Il résulte également des éléments du dossier que M. [Y] ayant développé une hernie discale, a été placé en arrêt de travail du 25 avril au 31 août 2017.
Le requérant soutient qu’il a continué à être sollicité au cours de cette période d’arrêt, et produit à l’appui de ses allégations :
Un courriel adressé le 3 mai 2017 à M. [T] (pièce n° 15 du requérant) dans lequel il explique : « Suite à la visite hier chez mon médecin traitant en rapport avec mon hospitalisation de la semaine dernière, le retour n’est pas celui que j’attendais… ; Je me suis fait remonter les bretelles quant au fait que je ne suivais pas à la lettre les recommandations qui m’avaient été faites précédemment. ; De ce fait, il m’a prolongé jusqu’au 21-05 inclus avec obligation de repos absolu et position horizontale jusqu’à nouvel ordre. (…) ; Aujourd’hui, je m’organise en fonction de tout cela, je reste en contact permanant avec l’équipe de [Localité 10] et fais le maximum en partenariat avec l’équipe [17] de [Localité 13] pour gérer les dossiers en cours et à venir. (…) ; De mon côté, même si ça n’est pas simple, je fais en sorte de suivre les dossiers en cours et à venir. » ;
Un courriel de Monsieur [L] [N], directeur de l’établissement de [Localité 18], du 11 mai 2017 (pièce n° 17 du requérant) dans lequel l’auteur, lui indiquant qu’il le « laisse gérer », lui transmet un courriel du jour même rédigé par Monsieur [P] [J], directeur de l’établissement de [Localité 16], adressé aux directeurs d’établissement, dont M. [Y], leur demandant de lui transmettre pour le 12 mai suivant leurs « portefeuilles [17] et chantiers à fin avril 2017 », leur prévisionnel pour le mois de mai, leurs perspectives pour le deuxième trimestre, les points particuliers qu’ils souhaitent aborder lors du prochain « COMAC », les sujets ressources humaines et les difficultés rencontrées ;
Un courriel de Monsieur [E] [V], ancien responsable des ressources humaines, du 19 mai 2017 adressé à MM. [N] et [Y] leur demandant d’effectuer « le focus sur les postes clés » et « l’évaluation des compétences sur la base de la 9 box » puis de lui envoyer le fichier ;
Un courriel de M. [T] du 31 mai 2017 (pièce n° 16 du requérant) aux termes duquel celui-ci lui communique sa proposition de grille de bonus pour l’année en cours.

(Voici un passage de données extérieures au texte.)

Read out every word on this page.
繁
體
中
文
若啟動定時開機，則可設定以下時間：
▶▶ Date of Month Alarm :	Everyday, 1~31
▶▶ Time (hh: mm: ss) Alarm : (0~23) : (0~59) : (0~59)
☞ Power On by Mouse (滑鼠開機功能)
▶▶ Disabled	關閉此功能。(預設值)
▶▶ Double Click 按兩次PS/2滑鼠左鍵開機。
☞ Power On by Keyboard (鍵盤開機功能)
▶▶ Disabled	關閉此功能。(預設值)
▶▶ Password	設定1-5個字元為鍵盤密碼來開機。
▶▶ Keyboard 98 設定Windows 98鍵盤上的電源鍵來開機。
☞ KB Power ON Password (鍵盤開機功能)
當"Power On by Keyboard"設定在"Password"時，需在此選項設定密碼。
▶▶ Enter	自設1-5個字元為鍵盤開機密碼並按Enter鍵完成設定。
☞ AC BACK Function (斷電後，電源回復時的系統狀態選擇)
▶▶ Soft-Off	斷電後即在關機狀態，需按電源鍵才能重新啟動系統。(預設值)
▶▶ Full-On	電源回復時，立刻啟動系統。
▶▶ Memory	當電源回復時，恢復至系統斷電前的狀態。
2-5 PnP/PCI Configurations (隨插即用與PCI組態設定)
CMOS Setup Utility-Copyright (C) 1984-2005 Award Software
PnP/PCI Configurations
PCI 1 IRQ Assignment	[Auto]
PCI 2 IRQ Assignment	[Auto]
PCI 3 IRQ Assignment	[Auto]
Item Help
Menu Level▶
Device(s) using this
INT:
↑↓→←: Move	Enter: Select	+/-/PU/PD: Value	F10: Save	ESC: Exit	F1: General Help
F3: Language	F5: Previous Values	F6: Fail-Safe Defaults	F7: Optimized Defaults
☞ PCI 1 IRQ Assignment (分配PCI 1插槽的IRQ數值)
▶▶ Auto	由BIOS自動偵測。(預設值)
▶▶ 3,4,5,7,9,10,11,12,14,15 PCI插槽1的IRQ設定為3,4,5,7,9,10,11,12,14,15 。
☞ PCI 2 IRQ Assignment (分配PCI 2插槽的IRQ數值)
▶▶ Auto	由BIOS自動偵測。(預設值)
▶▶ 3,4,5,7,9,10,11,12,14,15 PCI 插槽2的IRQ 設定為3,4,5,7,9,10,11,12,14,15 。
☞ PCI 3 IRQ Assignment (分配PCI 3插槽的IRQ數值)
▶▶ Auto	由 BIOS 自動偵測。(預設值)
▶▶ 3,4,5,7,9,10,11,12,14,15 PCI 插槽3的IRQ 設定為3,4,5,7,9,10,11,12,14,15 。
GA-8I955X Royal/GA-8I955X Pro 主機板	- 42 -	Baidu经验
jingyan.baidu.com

Les courriels de MM. [N] et [J] du 11 mai 2017, dans la mesure où ils ont été envoyés au requérant par deux de ses collègues occupant un poste hiérarchiquement équivalent au sien, ne peuvent être considérés comme un travail commandé émanant d’un supérieur hiérarchique susceptibles de constituer une faute de l’employeur.
En revanche, les courriels des 19 et 31 mai 2017, qui ont été adressés par ses supérieurs hiérarchiques et, loin de constituer une simple demande de remise de certains documents ou informations nécessaires au bon fonctionnement de l’entreprise, impliquaient une véritable prestation de travail de la part de M. [Y], caractérisent une faute de l’employeur.

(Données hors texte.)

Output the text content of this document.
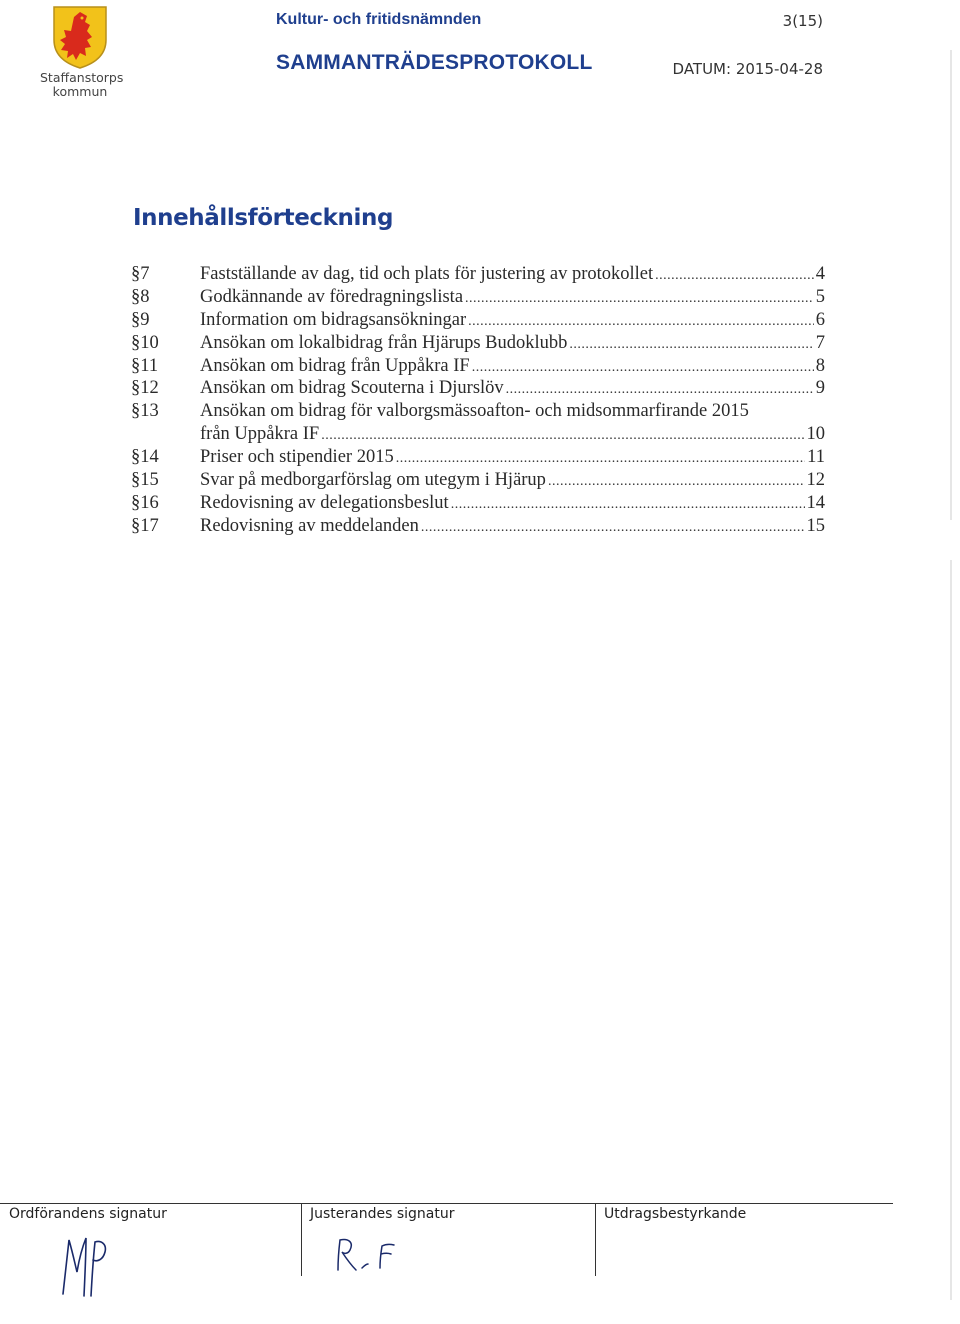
Staffanstorps
kommun
Kultur- och fritidsnämnden	3(15)
SAMMANTRÄDESPROTOKOLL	DATUM: 2015-04-28
Innehållsförteckning
§7	Fastställande av dag, tid och plats för justering av protokollet .....	4
§8	Godkännande av föredragningslista .....	5
§9	Information om bidragsansökningar .....	6
§10	Ansökan om lokalbidrag från Hjärups Budoklubb .....	7
§11	Ansökan om bidrag från Uppåkra IF .....	8
§12	Ansökan om bidrag Scouterna i Djurslöv .....	9
§13	Ansökan om bidrag för valborgsmässoafton- och midsommarfirande 2015
från Uppåkra IF .....	10
§14	Priser och stipendier 2015 .....	11
§15	Svar på medborgarförslag om utegym i Hjärup .....	12
§16	Redovisning av delegationsbeslut .....	14
§17	Redovisning av meddelanden .....	15
Ordförandens signatur	Justerandes signatur	Utdragsbestyrkande
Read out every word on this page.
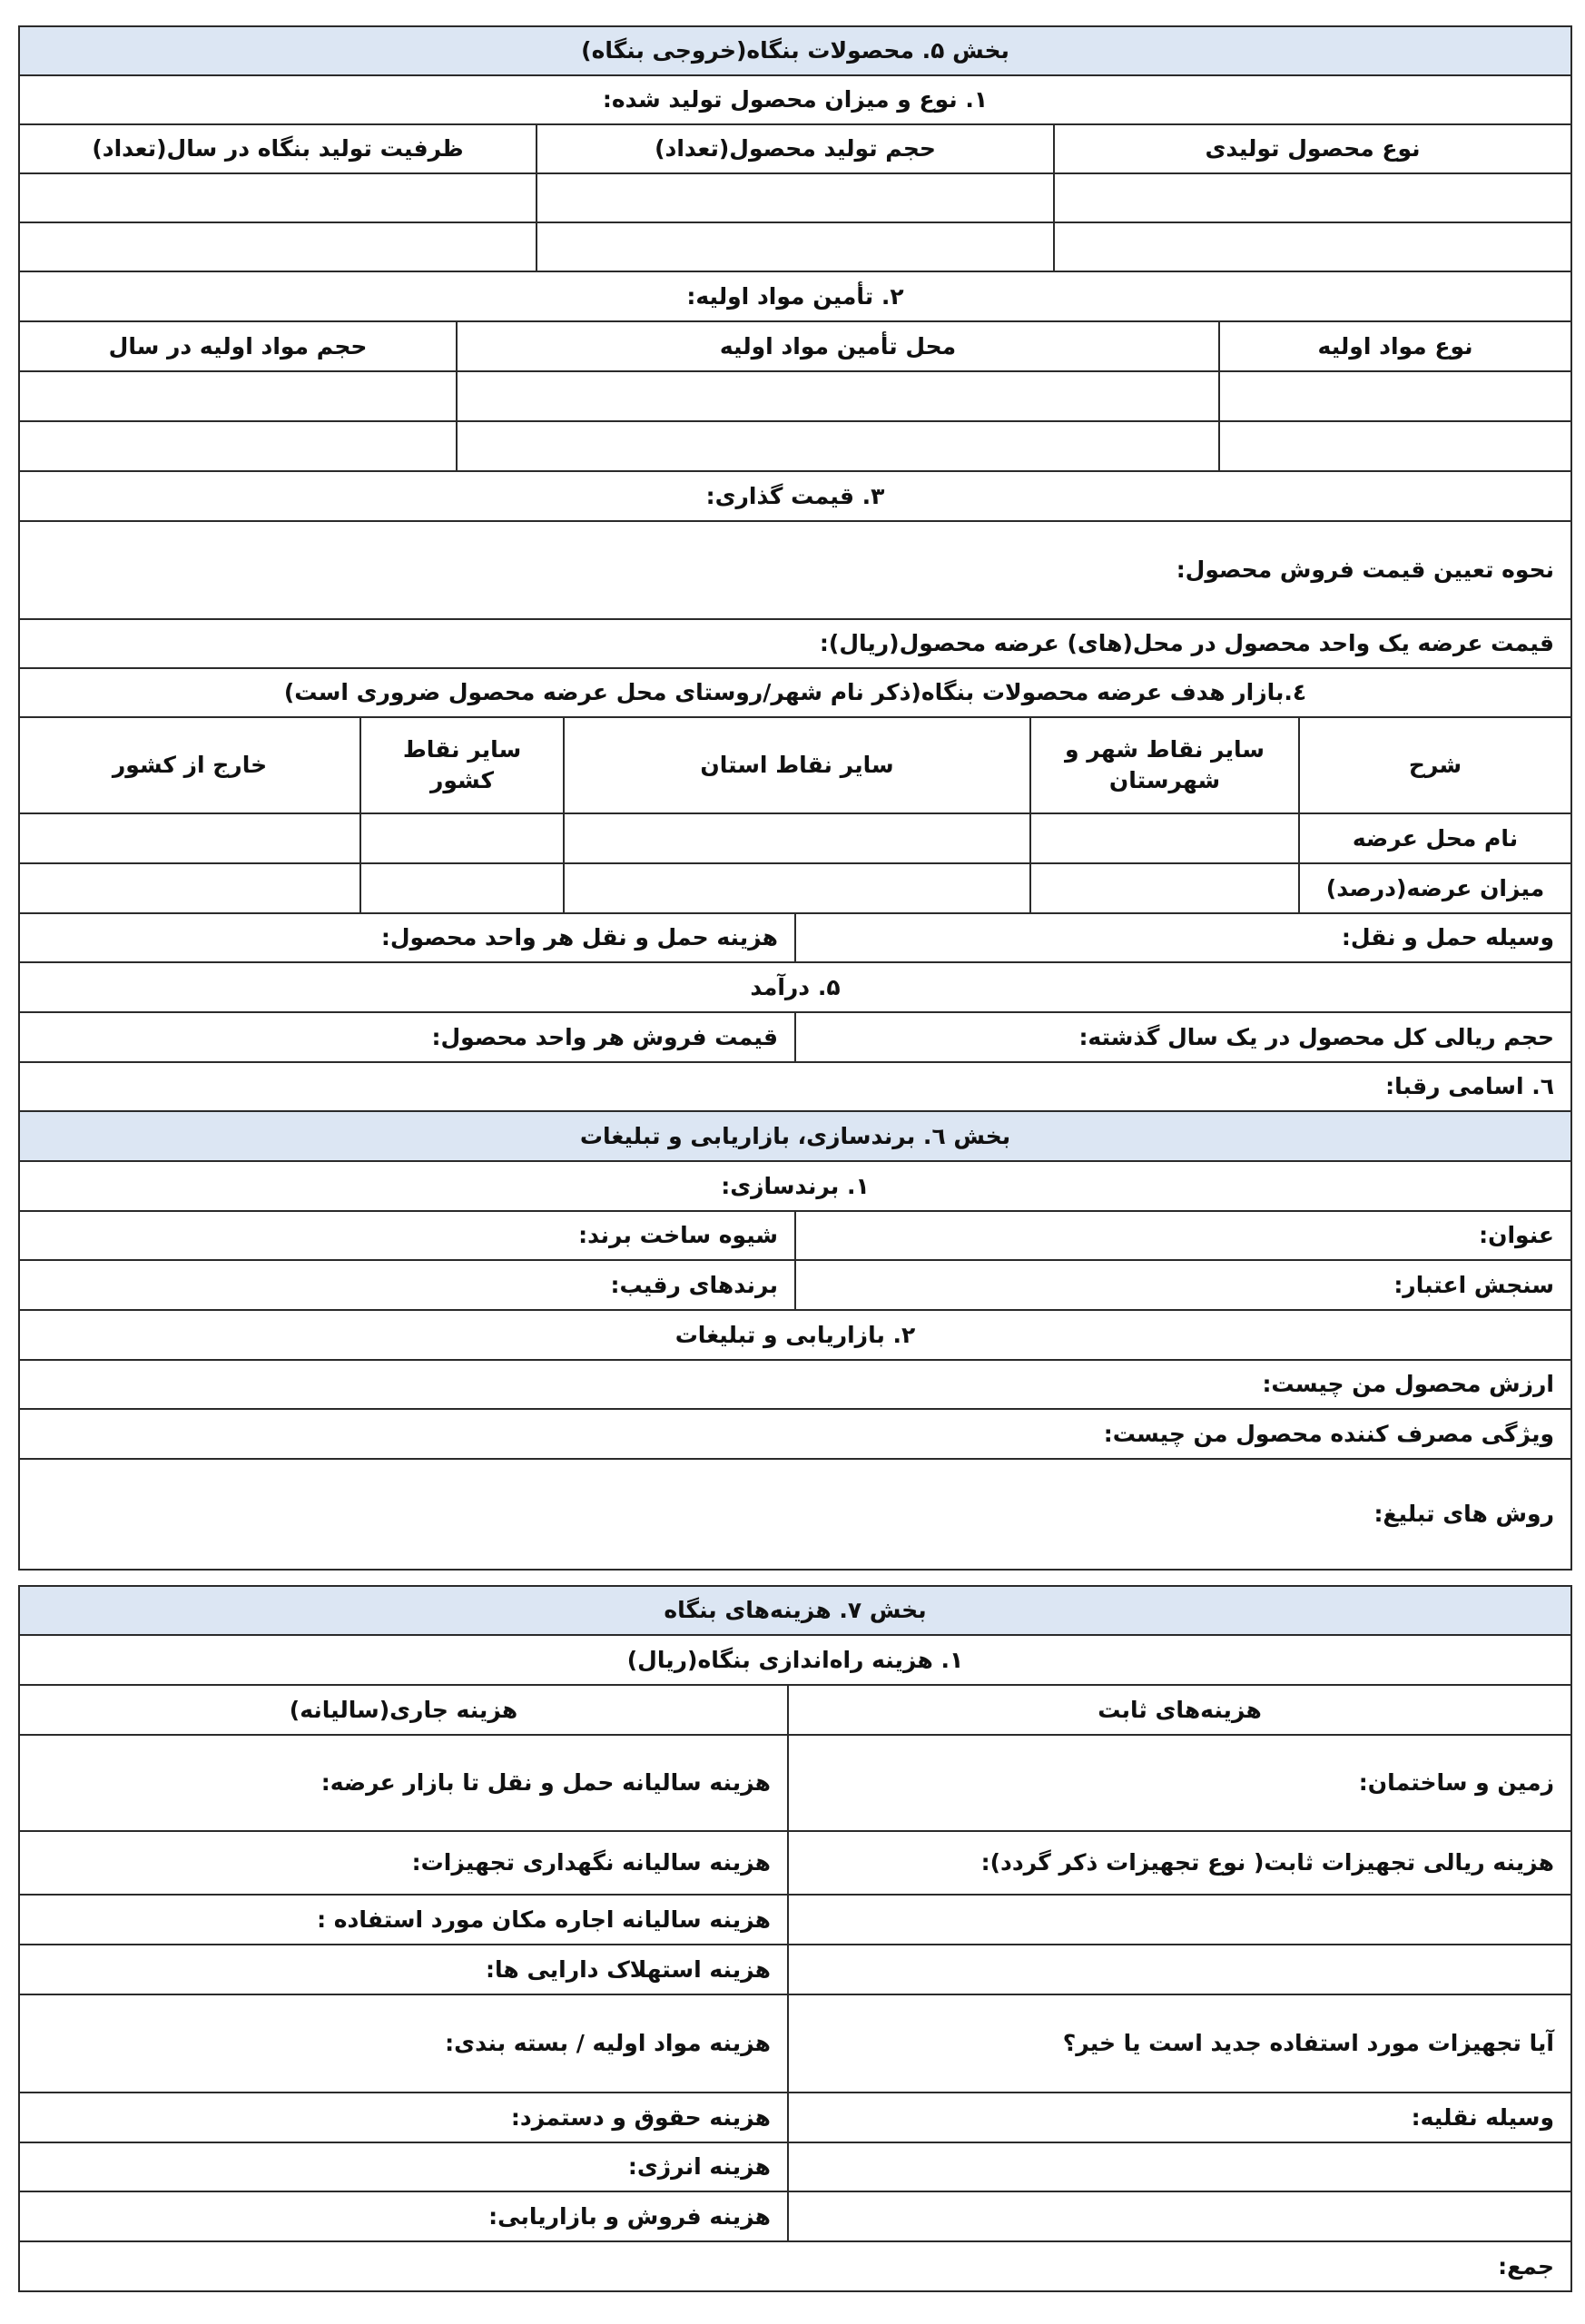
بخش ۵. محصولات بنگاه(خروجی بنگاه)		
۱. نوع و میزان محصول تولید شده:		
نوع محصول تولیدی	حجم تولید محصول(تعداد)	ظرفیت تولید بنگاه در سال(تعداد)

۲. تأمین مواد اولیه:		
نوع مواد اولیه	محل تأمین مواد اولیه	حجم مواد اولیه در سال

۳. قیمت گذاری:
نحوه تعیین قیمت فروش محصول:
قیمت عرضه یک واحد محصول در محل(های) عرضه محصول(ریال):
٤.بازار هدف عرضه محصولات بنگاه(ذکر نام شهر/روستای محل عرضه محصول ضروری است)
شرح	سایر نقاط شهر و شهرستان	سایر نقاط استان	سایر نقاط کشور	خارج از کشور
نام محل عرضه				
میزان عرضه(درصد)				
وسیله حمل و نقل:	هزینه حمل و نقل هر واحد محصول:
۵. درآمد	
حجم ریالی کل محصول در یک سال گذشته:	قیمت فروش هر واحد محصول:
٦. اسامی رقبا:	
بخش ٦. برندسازی، بازاریابی و تبلیغات	
۱. برندسازی:	
عنوان:	شیوه ساخت برند:
سنجش اعتبار:	برندهای رقیب:
۲. بازاریابی و تبلیغات
ارزش محصول من چیست:
ویژگی مصرف کننده محصول من چیست:
روش های تبلیغ:
بخش ۷. هزینه‌های بنگاه	
۱. هزینه راه‌اندازی بنگاه(ریال)	
هزینه‌های ثابت	هزینه جاری(سالیانه)
زمین و ساختمان:	هزینه سالیانه حمل و نقل تا بازار عرضه:
هزینه ریالی تجهیزات ثابت( نوع تجهیزات ذکر گردد):	هزینه سالیانه نگهداری تجهیزات:
	هزینه سالیانه اجاره مکان مورد استفاده :
	هزینه استهلاک دارایی ها:
آیا تجهیزات مورد استفاده جدید است یا خیر؟	هزینه مواد اولیه / بسته بندی:
وسیله نقلیه:	هزینه حقوق و دستمزد:
	هزینه انرژی:
	هزینه فروش و بازاریابی:
جمع:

Il est à ce titre observé que le fait que M. [Y] ne soit pas le seul destinataire du courriel du 11 mai 2017 n’est pas de nature à minorer la gravité de la faute, dans la mesure où il appartenait à son auteur d’exclure expressément M. [Y] des destinataires tenus de répondre aux demandes formulées.
De plus, en l’absence de tout élément de nature à le remettre en cause, le courriel du 3 mai 2017 prouve qu’avant cette date, M. [Y], bien que placé en arrêt de travail, a continué à travailler et qu’en dépit de la demande impérieuse de cesser tout travail formulée par son médecin, il a informé son supérieur qu’il demeurait en contact permanent avec son équipe et qu’il allait participer à la gestion et au suivi des dossiers en cours et à venir.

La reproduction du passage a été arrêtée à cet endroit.